Since I lauded Seattle’s Initiative 91 recently for its influence on getting the city to strike a hard bargain with would-be arena developers, I should probably also note that the language of the initiative itself kind of sucks. Declaring that any public sports subsidies need to provide a return on taxpayer investment equal to the rate provided by a treasury bill sounded simple at the time, but when you don’t define “investment” (is it just upfront cash, or money over time, or tax breaks?), the math breaks down to the point where nobody knows anything anymore.
This is coming up again because nobody can decide whether I-91 should apply to Oak View Group’s plan to renovate KeyArena, since there’s no actual city bonds in play, just tax breaks. That’s either an acceptable loophole or a violation of the spirit of the law, depending on which I-91 progenitor you ask:
Former city councilmember [Nick] Licata notes the city put entrepreneur Chris Hansen’s proposed-arena plan for Sodo through a detailed financial formula in 2012 before declaring it I-91 compliant. He figures the same should happen this time.
“The last time, our goal was, ‘Does it meet the intent, even if it’s not necessarily the mechanism that’s perfect?’ ” Licata said. “You can calculate that.”

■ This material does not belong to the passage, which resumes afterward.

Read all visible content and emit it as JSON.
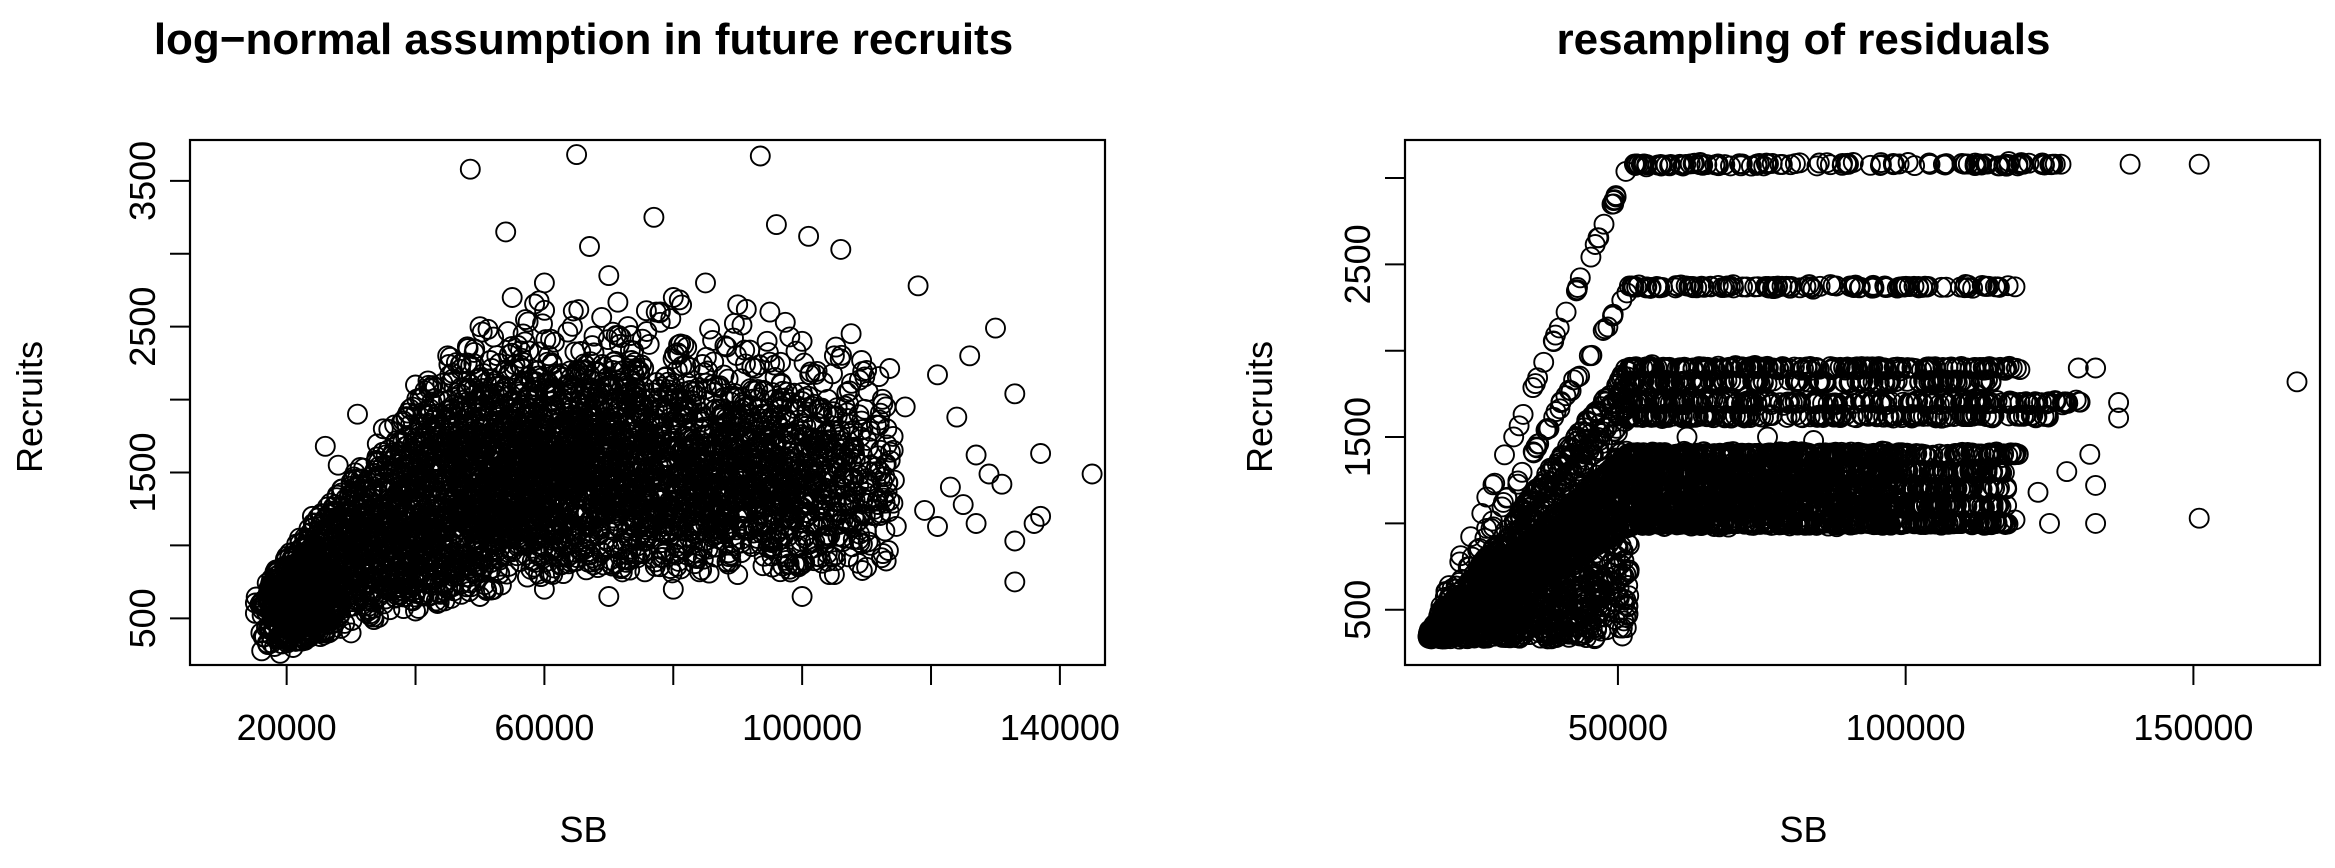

But Van Dyk, onetime leader of the activist group Citizens for More Important Things, said the biggest test of I-91 already was met during a Request for Proposals phase and the drafting of a Memorandum of Understanding (MOU) that had input from various community leaders and groups.
“I’m just glad to see them spending a lot of their money,” he said of OVG. “Because there was an open, transparent, public-bidding process … I think the probability that the public was snookered is extremely low.”
In the end, it probably doesn’t matter much: The amount of public money at stake is low enough, and the wording of I-91 is loosey-goosey enough, that there’s probably a way to rule that the OVG plan meets its standards, just as Chris Hansen’s SoDo arena plan was determined to despite involving a bunch of public money. (The trick is mostly in assigning lots of value to “new” tax revenues that are projected to result from an arena, which is a handwavy enough notion that you can cook a lot of books with it without outright lying.) I-91 showed that establishing the principle that taxpayers shouldn’t take a bath on sports subsidy deals can be hugely valuable for holding the line on team owner demands — just as we’re seeing right now in Calgary — but we have a long way to go in figuring out how to make these restrictions into legally enforceable documents. “You can’t just change the letter of the law, you have to change the culture” is a pretty good credo for all occasions, but it’s always nice to have another reminder.